Six days later, on September 16, she would die there.
After EL PAÍS first reported on the case, hospital officials as well as regional health authorities defended the care that was provided to the mother. "She was cared for according to the seriousness of her illness, with the appropriate personnel and resources that the hospital had at hand, which are the same as they were last year as well as the previous year," the hospital said in a statement.
A regional health department spokesman said that Mrs Mesa's case did not present any anomaly beyond what is normal in these types of patients. The spokesperson stated that "in no way can her death be attributed to a lack of personnel or resources that prevented her from being properly attended to." Four days after they filed their complaint, on September 22, the family received a letter from the citizens' service unit. "We will review your case. As soon as we have any information, we will notify you as to where you can contact us."
For Fuertes, the daughter, the situation is "intolerable."

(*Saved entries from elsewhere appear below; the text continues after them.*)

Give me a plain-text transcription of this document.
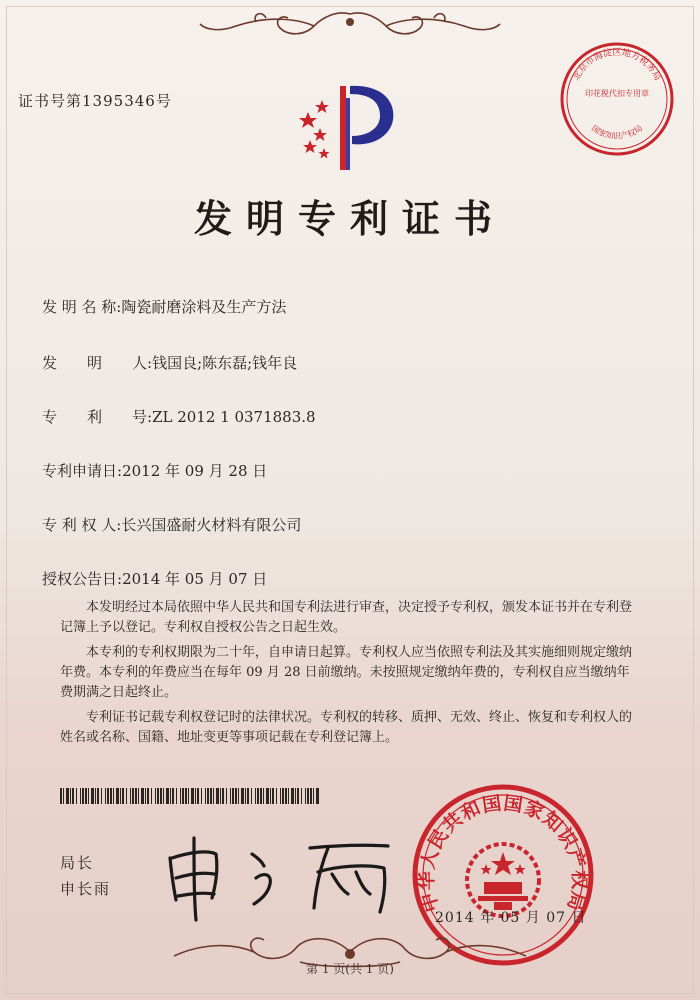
证书号第1395346号
发明专利证书
发 明 名 称:陶瓷耐磨涂料及生产方法
发　　明　　人:钱国良;陈东磊;钱年良
专　　利　　号:ZL 2012 1 0371883.8
专利申请日:2012 年 09 月 28 日
专 利 权 人:长兴国盛耐火材料有限公司
授权公告日:2014 年 05 月 07 日

本发明经过本局依照中华人民共和国专利法进行审查，决定授予专利权，颁发本证书并在专利登记簿上予以登记。专利权自授权公告之日起生效。

本专利的专利权期限为二十年，自申请日起算。专利权人应当依照专利法及其实施细则规定缴纳年费。本专利的年费应当在每年 09 月 28 日前缴纳。未按照规定缴纳年费的，专利权自应当缴纳年费期满之日起终止。

专利证书记载专利权登记时的法律状况。专利权的转移、质押、无效、终止、恢复和专利权人的姓名或名称、国籍、地址变更等事项记载在专利登记簿上。

局长
申长雨
北京市海淀区地方税务局
印花税代扣专用章
国家知识产权局
中华人民共和国国家知识产权局
2014 年 05 月 07 日
第 1 页(共 1 页)
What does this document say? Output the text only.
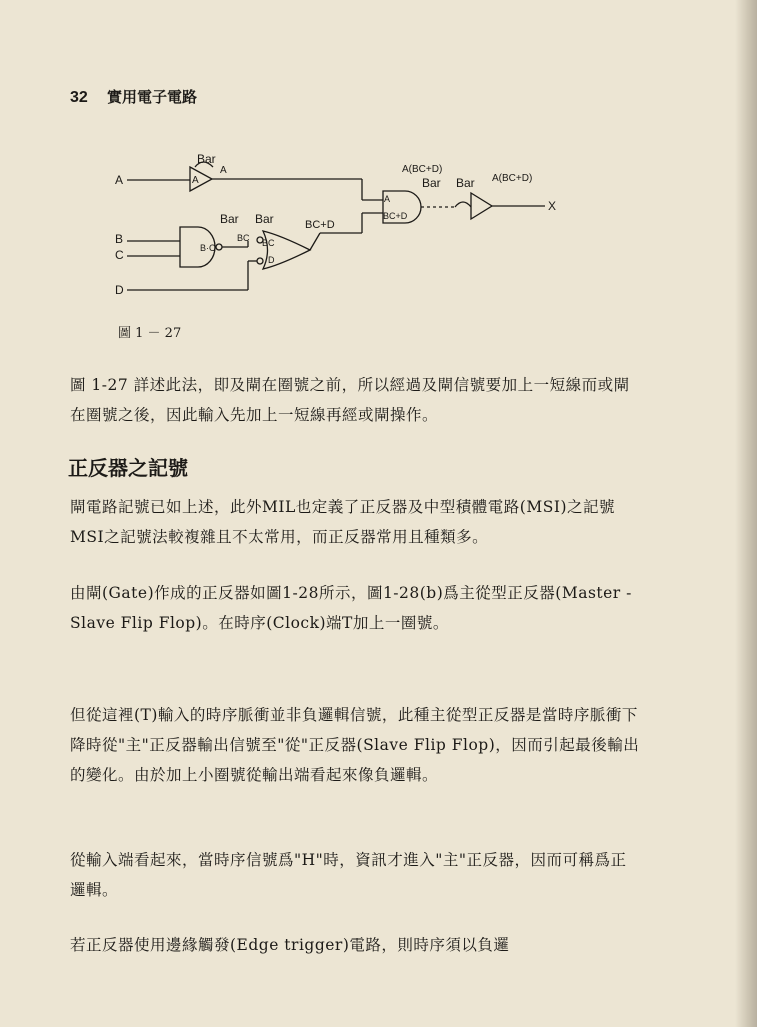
32 實用電子電路
A
B
C
D
X
Bar
A
A
Bar Bar
B·C
BC BC
D
BC+D
A
BC+D
A(BC+D)
Bar Bar A(BC+D)
圖 1 － 27
圖 1-27 詳述此法，即及閘在圈號之前，所以經過及閘信號要加上一短線而或閘在圈號之後，因此輸入先加上一短線再經或閘操作。
正反器之記號
閘電路記號已如上述，此外MIL也定義了正反器及中型積體電路(MSI)之記號MSI之記號法較複雜且不太常用，而正反器常用且種類多。
由閘(Gate)作成的正反器如圖1-28所示，圖1-28(b)爲主從型正反器(Master - Slave Flip Flop)。在時序(Clock)端T加上一圈號。
但從這裡(T)輸入的時序脈衝並非負邏輯信號，此種主從型正反器是當時序脈衝下降時從"主"正反器輸出信號至"從"正反器(Slave Flip Flop)，因而引起最後輸出的變化。由於加上小圈號從輸出端看起來像負邏輯。
從輸入端看起來，當時序信號爲"H"時，資訊才進入"主"正反器，因而可稱爲正邏輯。
若正反器使用邊緣觸發(Edge trigger)電路，則時序須以負邏
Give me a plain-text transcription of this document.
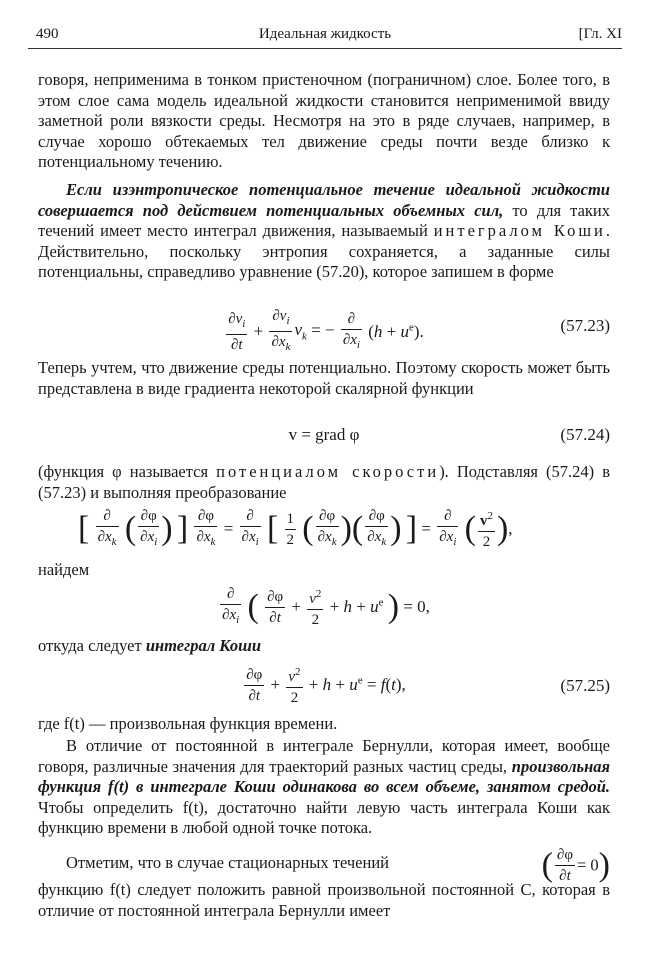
490	Идеальная жидкость	[Гл. XI
говоря, неприменима в тонком пристеночном (пограничном) слое. Более того, в этом слое сама модель идеальной жидкости становится неприменимой ввиду заметной роли вязкости среды. Несмотря на это в ряде случаев, например, в случае хорошо обтекаемых тел движение среды почти везде близко к потенциальному течению.
Если изэнтропическое потенциальное течение идеальной жидкости совершается под действием потенциальных объемных сил, то для таких течений имеет место интеграл движения, называемый интегралом Коши. Действительно, поскольку энтропия сохраняется, а заданные силы потенциальны, справедливо уравнение (57.20), которое запишем в форме
$\frac{\partial v_i}{\partial t} + \frac{\partial v_i}{\partial x_k} v_k$ = − $\frac{\partial}{\partial x_i} (h + u^e)$.	(57.23)
Теперь учтем, что движение среды потенциально. Поэтому скорость может быть представлена в виде градиента некоторой скалярной функции
v = grad φ	(57.24)
(функция φ называется потенциалом скорости). Подставляя (57.24) в (57.23) и выполняя преобразование
[ $\frac{\partial}{\partial x_k}$ ( $\frac{\partial\varphi}{\partial x_i}$ ) ] $\frac{\partial\varphi}{\partial x_k} = \frac{\partial}{\partial x_i}$ [ $\frac{1}{2}$ ( $\frac{\partial\varphi}{\partial x_k}$ )( $\frac{\partial\varphi}{\partial x_k}$ ) ] = $\frac{\partial}{\partial x_i}$ ( $\frac{v^2}{2}$ ),
найдем
$\frac{\partial}{\partial x_i}$ ( $\frac{\partial\varphi}{\partial t} + \frac{v^2}{2} + h + u^e$ ) = 0,
откуда следует интеграл Коши
$\frac{\partial\varphi}{\partial t} + \frac{v^2}{2} + h + u^e = f(t)$,	(57.25)
где f(t) — произвольная функция времени.
В отличие от постоянной в интеграле Бернулли, которая имеет, вообще говоря, различные значения для траекторий разных частиц среды, произвольная функция f(t) в интеграле Коши одинакова во всем объеме, занятом средой. Чтобы определить f(t), достаточно найти левую часть интеграла Коши как функцию времени в любой одной точке потока.
Отметим, что в случае стационарных течений	( $\frac{\partial\varphi}{\partial t} = 0$)
функцию f(t) следует положить равной произвольной постоянной C, которая в отличие от постоянной интеграла Бернулли имеет
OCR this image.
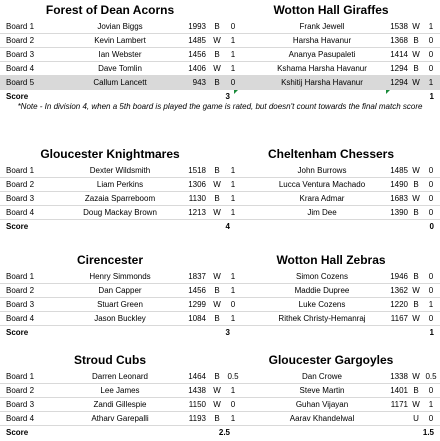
Forest of Dean Acorns	Wotton Hall Giraffes
Board 1	Jovian Biggs	1993 B	0	Frank Jewell	1538 W	1
Board 2	Kevin Lambert	1485 W	1	Harsha Havanur	1368 B	0
Board 3	Ian Webster	1456 B	1	Ananya Pasupaleti	1414 W	0
Board 4	Dave Tomlin	1406 W	1	Kshama Harsha Havanur	1294 B	0
Board 5	Callum Lancett	943 B	0	Kshitij Harsha Havanur	1294 W	1
Score	3	1
*Note - In division 4, when a 5th board is played the game is rated, but doesn't count towards the final match score
Gloucester Knightmares	Cheltenham Chessers
Board 1	Dexter Wildsmith	1518 B	1	John Burrows	1485 W	0
Board 2	Liam Perkins	1306 W	1	Lucca Ventura Machado	1490 B	0
Board 3	Zazaia Sparreboom	1130 B	1	Krara Admar	1683 W	0
Board 4	Doug Mackay Brown	1213 W	1	Jim Dee	1390 B	0
Score	4	0
Cirencester	Wotton Hall Zebras
Board 1	Henry Simmonds	1837 W	1	Simon Cozens	1946 B	0
Board 2	Dan Capper	1456 B	1	Maddie Dupree	1362 W	0
Board 3	Stuart Green	1299 W	0	Luke Cozens	1220 B	1
Board 4	Jason Buckley	1084 B	1	Rithek Christy-Hemanraj	1167 W	0
Score	3	1
Stroud Cubs	Gloucester Gargoyles
Board 1	Darren Leonard	1464 B 0.5	Dan Crowe	1338 W 0.5
Board 2	Lee James	1438 W	1	Steve Martin	1401 B	0
Board 3	Zandi Gillespie	1150 W	0	Guhan Vijayan	1171 W	1
Board 4	Atharv Garepalli	1193 B	1	Aarav Khandelwal	U	0
Score	2.5	1.5
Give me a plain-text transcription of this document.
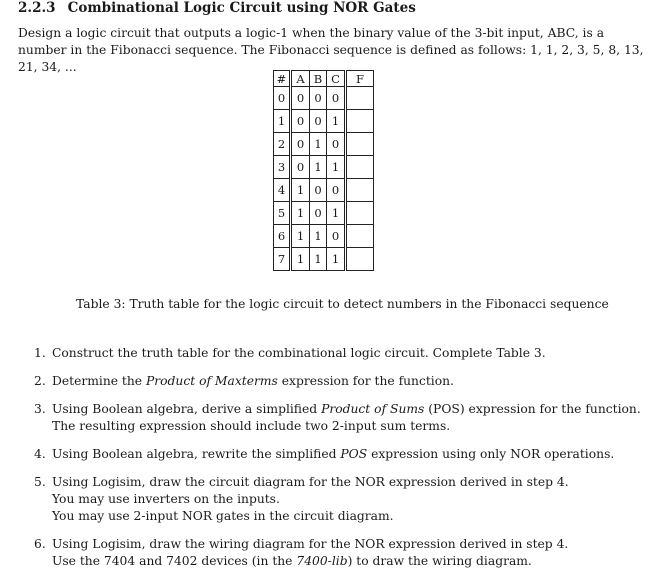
2.2.3 Combinational Logic Circuit using NOR Gates
Design a logic circuit that outputs a logic-1 when the binary value of the 3-bit input, ABC, is a number in the Fibonacci sequence. The Fibonacci sequence is defined as follows: 1, 1, 2, 3, 5, 8, 13, 21, 34, ...
#	A	B	C	F
0	0	0	0	
1	0	0	1	
2	0	1	0	
3	0	1	1	
4	1	0	0	
5	1	0	1	
6	1	1	0	
7	1	1	1	
Table 3: Truth table for the logic circuit to detect numbers in the Fibonacci sequence
1. Construct the truth table for the combinational logic circuit. Complete Table 3.
2. Determine the Product of Maxterms expression for the function.
3. Using Boolean algebra, derive a simplified Product of Sums (POS) expression for the function.
The resulting expression should include two 2-input sum terms.
4. Using Boolean algebra, rewrite the simplified POS expression using only NOR operations.
5. Using Logisim, draw the circuit diagram for the NOR expression derived in step 4.
You may use inverters on the inputs.
You may use 2-input NOR gates in the circuit diagram.
6. Using Logisim, draw the wiring diagram for the NOR expression derived in step 4.
Use the 7404 and 7402 devices (in the 7400-lib) to draw the wiring diagram.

"There were doctors and nurses who told me to file a complaint because this should not have happened. One female doctor, who had nothing to do with the incident, hugged me while crying, because she was aware that no attempts were made to save her."
Medical care guaranteed by striking Catalan doctors
The effects of spending cuts on Catalonia's public hospitals will be compounded on Tuesday and Wednesday by a doctors' strike. Aware of the precarious situation that care centers will find themselves in on November 15 and 16, the physicians' union Médicos de Cataluña has asked patients for their "understanding" in an open letter. The statement laments the consequences of this protest, but justifies the walkout as "an act of responsibility" to maintain the quality of public health services "in the face of the deterioration caused by the cuts."
The statement served as a response to the Catalan government's assertion last week that the strike is "irresponsible." But the union, which represents a majority of public health physicians, says that responsibility lies with the regional government for having ordered "the closure of beds, operating rooms, hospital wards and night-time emergency services at primary care centers." Doctors' representatives say that all they want is to be able to offer the best health service with adequate resources and time frames.
In any case, the union said that all emergencies will be seen to during the two day-strike, both at primary care centers and hospitals.